Personal information
- Full name: John Anthony Pitt
- Born: 30 January 1937 (age 89) Dewsbury, Yorkshire, England
- Batting: Right-handed
- Bowling: Right-arm medium

Career statistics
| Competition | First-class |
| Matches | 1 |
| Runs scored | 36 |
| Batting average | 36.00 |
| 100s/50s | –/– |
| Top score | 26* |
| Balls bowled | 18 |
| Wickets | 0 |
| Bowling average | – |
| 5 wickets in innings | – |
| 10 wickets in match | – |
| Best bowling | – |
| Catches/stumpings | 1/– |
- Source: Cricinfo, 19 March 2019

= John Pitt (cricketer) =

English cricketer

John Anthony Pitt (born 30 January 1937) is a former English first-class cricketer.
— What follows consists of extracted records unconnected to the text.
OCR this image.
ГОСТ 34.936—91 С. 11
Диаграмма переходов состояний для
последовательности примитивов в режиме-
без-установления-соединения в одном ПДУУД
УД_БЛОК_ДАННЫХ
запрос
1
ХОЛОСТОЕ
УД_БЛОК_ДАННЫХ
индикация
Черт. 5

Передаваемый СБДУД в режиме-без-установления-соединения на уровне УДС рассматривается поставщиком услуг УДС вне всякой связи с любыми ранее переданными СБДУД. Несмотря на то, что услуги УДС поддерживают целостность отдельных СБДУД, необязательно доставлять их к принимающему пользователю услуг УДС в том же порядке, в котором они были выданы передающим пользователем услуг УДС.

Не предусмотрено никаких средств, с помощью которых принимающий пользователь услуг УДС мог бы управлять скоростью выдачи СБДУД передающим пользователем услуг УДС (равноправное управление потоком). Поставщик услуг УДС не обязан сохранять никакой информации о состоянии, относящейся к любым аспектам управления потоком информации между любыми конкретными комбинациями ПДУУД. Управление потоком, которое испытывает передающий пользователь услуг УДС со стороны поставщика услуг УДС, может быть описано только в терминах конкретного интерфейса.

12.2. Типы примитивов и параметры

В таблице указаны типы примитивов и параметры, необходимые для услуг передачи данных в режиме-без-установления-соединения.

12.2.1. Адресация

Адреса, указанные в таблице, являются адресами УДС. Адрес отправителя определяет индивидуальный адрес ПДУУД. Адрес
While undertaking his national service as a non-commissioned officer in the British Army, Pitt made a single appearance in first-class cricket for the Combined Services cricket team against Warwickshire at Birmingham in 1957. Batting twice in the match, Pitt scored 10 runs in the Combined Services first-innings before being dismissed by Michael Youll, while in their second-innings he remained unbeaten with 26 runs. He also bowled three overs with his right-arm medium pace in Warwickshire's first-innings, without taking a wicket.